At 80%, it's about $3.45 million. At 90%, it's about $1.73 million. At 100%, 110%, or 120%, it's $0. From a one-year funding standpoint, the negative value of shortfall is meaningful, but the positive value of surplus is not.
Suppose you are planning to terminate your plan. Absent the additional cost of annuities (insurance companies need to build in margin to manage their risks and to turn a profit), the surplus is generally worth about 15 cents on the dollar (less if you use it for a replacement plan), but the shortfall has a negative value of $1 on the dollar, unless you are going to get the PBGC to take over your plan.
Why do we care about all this? Until your plan gets into a restricted status (<80% funded) or an at-risk status (<60% funded), all oversimplified, each dollar of underfunding has the same negative value. But, overfunding has less positive value. So, when you are looking at your investment policy for your plan, when it is already fully funded, you should simply be looking to develop a strategy to keep the surplus there, but taking risks to grow the surplus is probably not prudent. It is only when a plan is underfunded that risk-taking may make sense. Again, absent the negatives that fall to a plan once it crosses below that 60% or 80% threshold, every dollar upside has the same value as every dollar downside. So, where a sponsor of an overfunded plan should be risk averse, the sponsor of an underfunded plan should be largely risk neutral.
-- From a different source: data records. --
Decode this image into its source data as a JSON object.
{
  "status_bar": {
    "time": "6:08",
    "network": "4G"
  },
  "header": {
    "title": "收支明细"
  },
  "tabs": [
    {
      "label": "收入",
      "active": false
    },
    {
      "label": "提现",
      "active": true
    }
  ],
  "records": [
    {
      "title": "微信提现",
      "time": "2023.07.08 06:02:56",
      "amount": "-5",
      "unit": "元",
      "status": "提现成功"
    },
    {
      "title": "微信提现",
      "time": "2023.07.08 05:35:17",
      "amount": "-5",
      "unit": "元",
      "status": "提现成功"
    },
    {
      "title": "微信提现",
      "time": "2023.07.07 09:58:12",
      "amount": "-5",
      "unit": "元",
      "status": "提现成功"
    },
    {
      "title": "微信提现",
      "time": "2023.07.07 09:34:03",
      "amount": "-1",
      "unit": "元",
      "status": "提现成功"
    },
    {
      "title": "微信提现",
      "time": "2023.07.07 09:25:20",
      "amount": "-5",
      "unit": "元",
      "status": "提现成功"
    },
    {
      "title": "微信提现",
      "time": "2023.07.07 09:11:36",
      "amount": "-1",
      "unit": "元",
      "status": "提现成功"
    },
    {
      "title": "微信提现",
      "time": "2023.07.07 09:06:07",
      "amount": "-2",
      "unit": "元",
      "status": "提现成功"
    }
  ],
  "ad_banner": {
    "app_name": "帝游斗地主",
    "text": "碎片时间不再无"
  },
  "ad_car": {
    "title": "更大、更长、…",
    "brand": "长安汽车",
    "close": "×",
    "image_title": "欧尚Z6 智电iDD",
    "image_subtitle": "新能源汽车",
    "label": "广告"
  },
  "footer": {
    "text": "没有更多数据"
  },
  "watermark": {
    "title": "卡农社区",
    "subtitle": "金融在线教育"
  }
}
Frankly, the only scenario in which a sponsor should have a preference for risk is one where they are so poorly funded and the company's finances are so bad that they are making a bet with two possible outcomes: 1) the risk pays off and as a result the company is able to stay in business, or 2) the risk goes bad, and the PBGC takes over the plan.
Think about it. Then, think about your plan's investment policy. Does it make sense? Do you need help?